I am studying a system of the form
$$Q\ddot{x}+F = 0$$
where $Q$ is an $n\times n$ matrix, with entries depending on the dependent variables $x_1,x_2,..,x_n$, while F is an $n\times 1$ vector, and has entries that depend on $x_1,...,x_n,\dot{x}_1,...,\dot{x}_n$. (All variables are a function of time, and dot represents a derivative with respect to time.) Note, solutions to this system exist provided that $Q$ is invertible, i.e. $det(Q)\neq 0$.
Now, I can find equilibrium points, where $F=0$, and these solutions can all be defined by one parameter, which we denote as $\alpha$.

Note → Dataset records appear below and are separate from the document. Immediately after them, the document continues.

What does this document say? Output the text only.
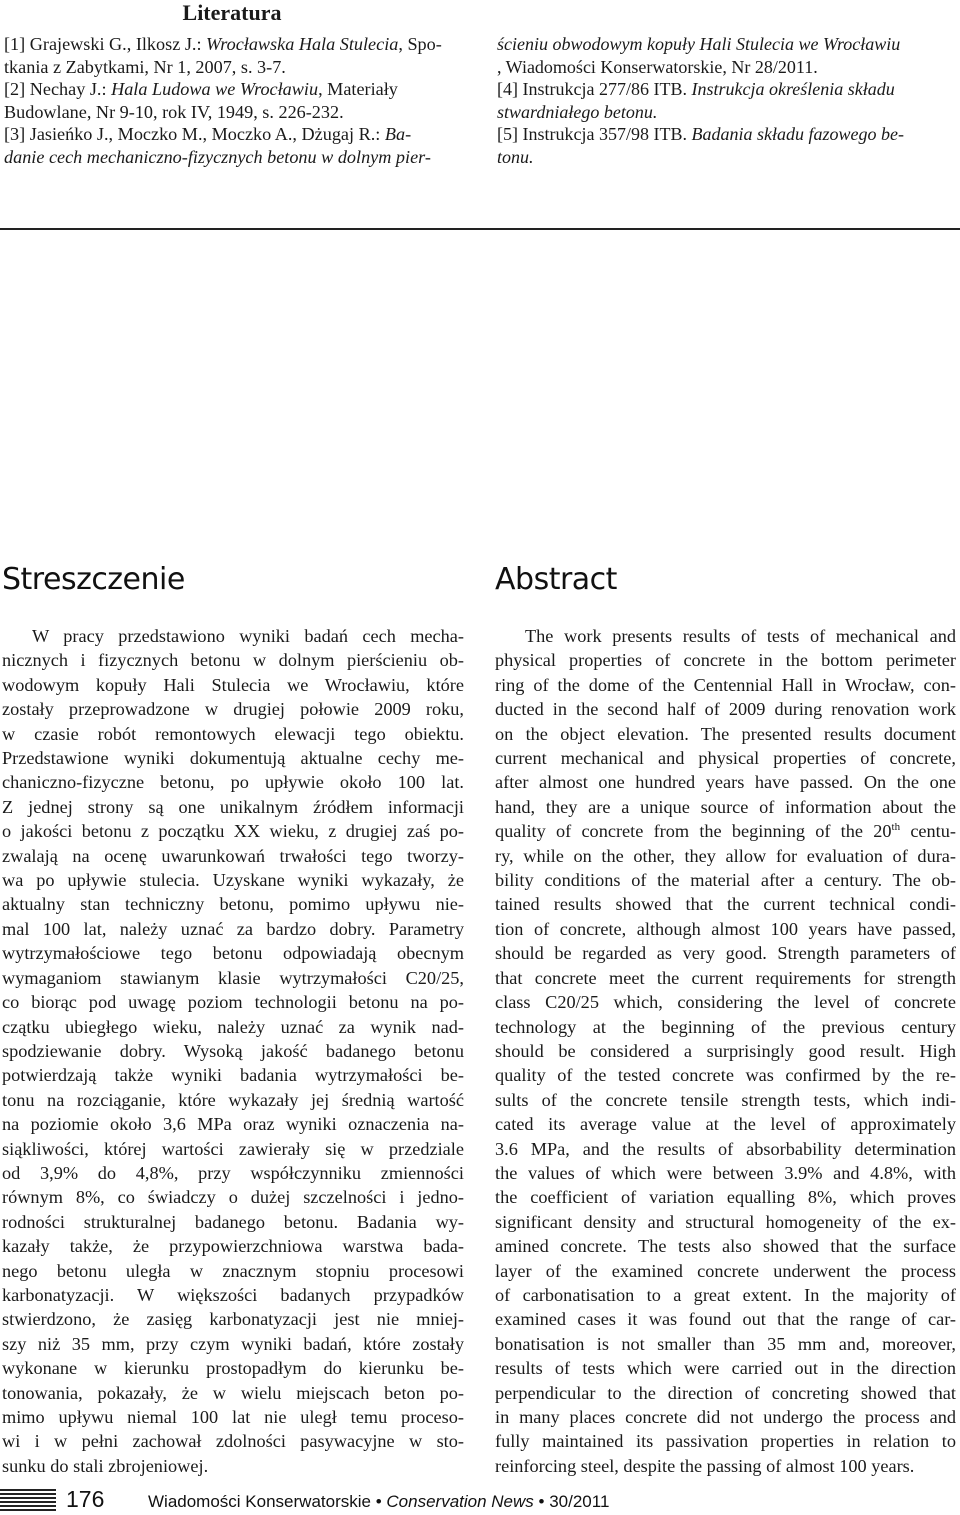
Literatura

[1] Grajewski G., Ilkosz J.: Wrocławska Hala Stulecia, Spo-
tkania z Zabytkami, Nr 1, 2007, s. 3-7.

[2] Nechay J.: Hala Ludowa we Wrocławiu, Materiały
Budowlane, Nr 9-10, rok IV, 1949, s. 226-232.

[3] Jasieńko J., Moczko M., Moczko A., Dżugaj R.: Ba-
danie cech mechaniczno-fizycznych betonu w dolnym pier-

ścieniu obwodowym kopuły Hali Stulecia we Wrocławiu
, Wiadomości Konserwatorskie, Nr 28/2011.

[4] Instrukcja 277/86 ITB. Instrukcja określenia składu
stwardniałego betonu.

[5] Instrukcja 357/98 ITB. Badania składu fazowego be-
tonu.

Streszczenie	Abstract
W pracy przedstawiono wyniki badań cech mecha-
nicznych i fizycznych betonu w dolnym pierścieniu ob-
wodowym kopuły Hali Stulecia we Wrocławiu, które
zostały przeprowadzone w drugiej połowie 2009 roku,
w czasie robót remontowych elewacji tego obiektu.
Przedstawione wyniki dokumentują aktualne cechy me-
chaniczno-fizyczne betonu, po upływie około 100 lat.
Z jednej strony są one unikalnym źródłem informacji
o jakości betonu z początku XX wieku, z drugiej zaś po-
zwalają na ocenę uwarunkowań trwałości tego tworzy-
wa po upływie stulecia. Uzyskane wyniki wykazały, że
aktualny stan techniczny betonu, pomimo upływu nie-
mal 100 lat, należy uznać za bardzo dobry. Parametry
wytrzymałościowe tego betonu odpowiadają obecnym
wymaganiom stawianym klasie wytrzymałości C20/25,
co biorąc pod uwagę poziom technologii betonu na po-
czątku ubiegłego wieku, należy uznać za wynik nad-
spodziewanie dobry. Wysoką jakość badanego betonu
potwierdzają także wyniki badania wytrzymałości be-
tonu na rozciąganie, które wykazały jej średnią wartość
na poziomie około 3,6 MPa oraz wyniki oznaczenia na-
siąkliwości, której wartości zawierały się w przedziale
od 3,9% do 4,8%, przy współczynniku zmienności
równym 8%, co świadczy o dużej szczelności i jedno-
rodności strukturalnej badanego betonu. Badania wy-
kazały także, że przypowierzchniowa warstwa bada-
nego betonu uległa w znacznym stopniu procesowi
karbonatyzacji. W większości badanych przypadków
stwierdzono, że zasięg karbonatyzacji jest nie mniej-
szy niż 35 mm, przy czym wyniki badań, które zostały
wykonane w kierunku prostopadłym do kierunku be-
tonowania, pokazały, że w wielu miejscach beton po-
mimo upływu niemal 100 lat nie uległ temu proceso-
wi i w pełni zachował zdolności pasywacyjne w sto-
sunku do stali zbrojeniowej.
The work presents results of tests of mechanical and
physical properties of concrete in the bottom perimeter
ring of the dome of the Centennial Hall in Wrocław, con-
ducted in the second half of 2009 during renovation work
on the object elevation. The presented results document
current mechanical and physical properties of concrete,
after almost one hundred years have passed. On the one
hand, they are a unique source of information about the
quality of concrete from the beginning of the 20th centu-
ry, while on the other, they allow for evaluation of dura-
bility conditions of the material after a century. The ob-
tained results showed that the current technical condi-
tion of concrete, although almost 100 years have passed,
should be regarded as very good. Strength parameters of
that concrete meet the current requirements for strength
class C20/25 which, considering the level of concrete
technology at the beginning of the previous century
should be considered a surprisingly good result. High
quality of the tested concrete was confirmed by the re-
sults of the concrete tensile strength tests, which indi-
cated its average value at the level of approximately
3.6 MPa, and the results of absorbability determination
the values of which were between 3.9% and 4.8%, with
the coefficient of variation equalling 8%, which proves
significant density and structural homogeneity of the ex-
amined concrete. The tests also showed that the surface
layer of the examined concrete underwent the process
of carbonatisation to a great extent. In the majority of
examined cases it was found out that the range of car-
bonatisation is not smaller than 35 mm and, moreover,
results of tests which were carried out in the direction
perpendicular to the direction of concreting showed that
in many places concrete did not undergo the process and
fully maintained its passivation properties in relation to
reinforcing steel, despite the passing of almost 100 years.
176	Wiadomości Konserwatorskie • Conservation News • 30/2011
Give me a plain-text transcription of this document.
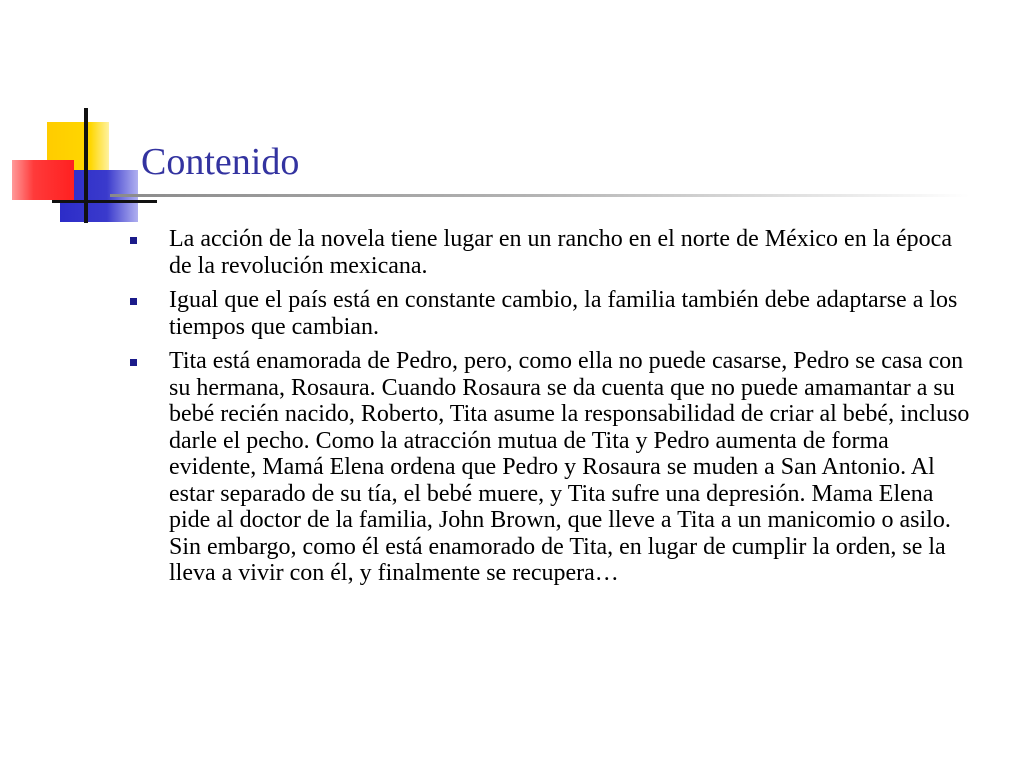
Contenido
La acción de la novela tiene lugar en un rancho en el norte de México en la época de la revolución mexicana.
Igual que el país está en constante cambio, la familia también debe adaptarse a los tiempos que cambian.
Tita está enamorada de Pedro, pero, como ella no puede casarse, Pedro se casa con su hermana, Rosaura. Cuando Rosaura se da cuenta que no puede amamantar a su bebé recién nacido, Roberto, Tita asume la responsabilidad de criar al bebé, incluso darle el pecho. Como la atracción mutua de Tita y Pedro aumenta de forma evidente, Mamá Elena ordena que Pedro y Rosaura se muden a San Antonio. Al estar separado de su tía, el bebé muere, y Tita sufre una depresión. Mama Elena pide al doctor de la familia, John Brown, que lleve a Tita a un manicomio o asilo. Sin embargo, como él está enamorado de Tita, en lugar de cumplir la orden, se la lleva a vivir con él, y finalmente se recupera…
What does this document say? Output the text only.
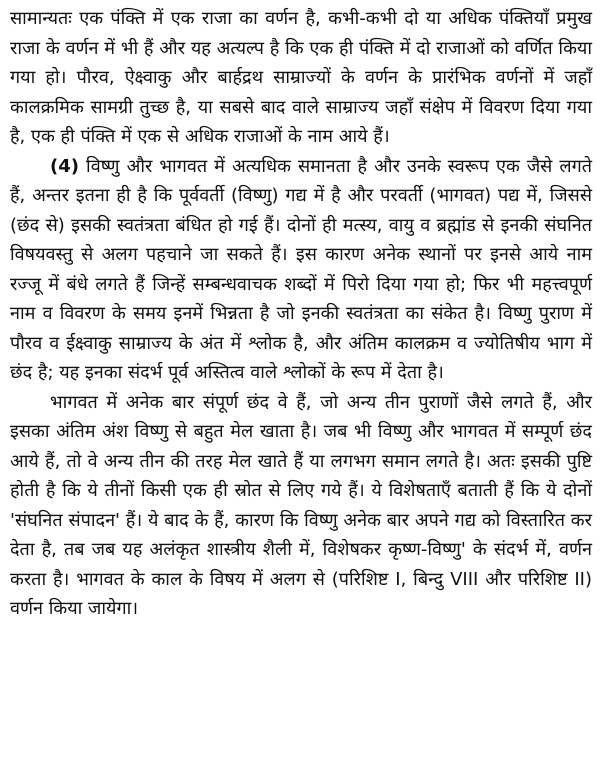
सामान्यतः एक पंक्ति में एक राजा का वर्णन है, कभी-कभी दो या अधिक पंक्तियाँ प्रमुख राजा के वर्णन में भी हैं और यह अत्यल्प है कि एक ही पंक्ति में दो राजाओं को वर्णित किया गया हो। पौरव, ऐक्ष्वाकु और बार्हद्रथ साम्राज्यों के वर्णन के प्रारंभिक वर्णनों में जहाँ कालक्रमिक सामग्री तुच्छ है, या सबसे बाद वाले साम्राज्य जहाँ संक्षेप में विवरण दिया गया है, एक ही पंक्ति में एक से अधिक राजाओं के नाम आये हैं।

(4) विष्णु और भागवत में अत्यधिक समानता है और उनके स्वरूप एक जैसे लगते हैं, अन्तर इतना ही है कि पूर्ववर्ती (विष्णु) गद्य में है और परवर्ती (भागवत) पद्य में, जिससे (छंद से) इसकी स्वतंत्रता बंधित हो गई हैं। दोनों ही मत्स्य, वायु व ब्रह्मांड से इनकी संघनित विषयवस्तु से अलग पहचाने जा सकते हैं। इस कारण अनेक स्थानों पर इनसे आये नाम रज्जू में बंधे लगते हैं जिन्हें सम्बन्धवाचक शब्दों में पिरो दिया गया हो; फिर भी महत्त्वपूर्ण नाम व विवरण के समय इनमें भिन्नता है जो इनकी स्वतंत्रता का संकेत है। विष्णु पुराण में पौरव व ईक्ष्वाकु साम्राज्य के अंत में श्लोक है, और अंतिम कालक्रम व ज्योतिषीय भाग में छंद है; यह इनका संदर्भ पूर्व अस्तित्व वाले श्लोकों के रूप में देता है।

भागवत में अनेक बार संपूर्ण छंद वे हैं, जो अन्य तीन पुराणों जैसे लगते हैं, और इसका अंतिम अंश विष्णु से बहुत मेल खाता है। जब भी विष्णु और भागवत में सम्पूर्ण छंद आये हैं, तो वे अन्य तीन की तरह मेल खाते हैं या लगभग समान लगते है। अतः इसकी पुष्टि होती है कि ये तीनों किसी एक ही स्रोत से लिए गये हैं। ये विशेषताएँ बताती हैं कि ये दोनों 'संघनित संपादन' हैं। ये बाद के हैं, कारण कि विष्णु अनेक बार अपने गद्य को विस्तारित कर देता है, तब जब यह अलंकृत शास्त्रीय शैली में, विशेषकर कृष्ण-विष्णु' के संदर्भ में, वर्णन करता है। भागवत के काल के विषय में अलग से (परिशिष्ट I, बिन्दु VIII और परिशिष्ट II) वर्णन किया जायेगा।
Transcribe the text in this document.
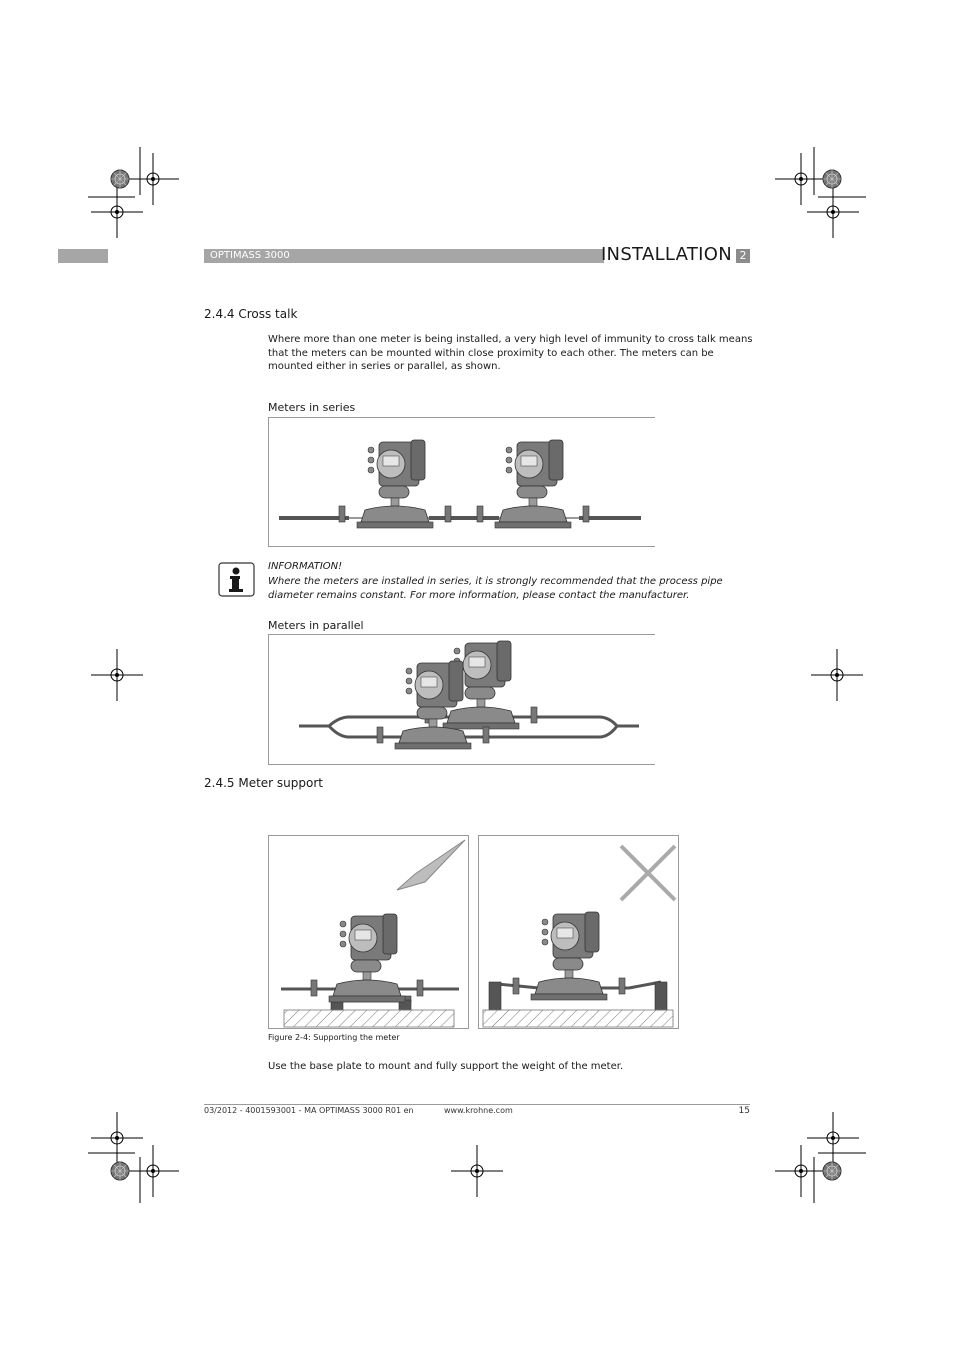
OPTIMASS 3000	INSTALLATION 2
2.4.4 Cross talk
Where more than one meter is being installed, a very high level of immunity to cross talk means
that the meters can be mounted within close proximity to each other. The meters can be
mounted either in series or parallel, as shown.
Meters in series
INFORMATION!
Where the meters are installed in series, it is strongly recommended that the process pipe
diameter remains constant. For more information, please contact the manufacturer.
Meters in parallel
2.4.5 Meter support
Figure 2-4: Supporting the meter
Use the base plate to mount and fully support the weight of the meter.
03/2012 - 4001593001 - MA OPTIMASS 3000 R01 en	www.krohne.com	15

I am examining the behavior of these stationary points under perturbations. Numerically, I observe that for a critical value of $\alpha$, which we denote $\alpha_*$, perturbations with a $\textbf{positive}$ amplitude lead to $det(Q)\to 0$, that is the solutions "blow up" in a certain heuristic sense. For $\textbf{negative}$ perturbation amplitudes, the solutions exist for all integration times I've examined.
My questions are:
1) Is there any way to analytically predict what the value of $\alpha_*$ is? I.e., why does the system bifurcate here?
2) I'd like to better understand the sensitivity to the signature of the perturbation. I can define metrics in phase space, between the different perturbations and the unperturbed state, and use this to quantify what I'm observing, but this doesn't really get at why it's happening. Alternatively, I can try to deduce a nonlinear asymptotic model for the behavior of the perturbation. Is this the way forward here?
I have seen the Krein signature used to deduce the point $\alpha_*$ for linear perturbation analysis (which occurs because of critical points in the energy ( as a function of $\alpha$)), but do not see how that would help in this case.
If this is confusing, or needs more information, let me know and I can clarify.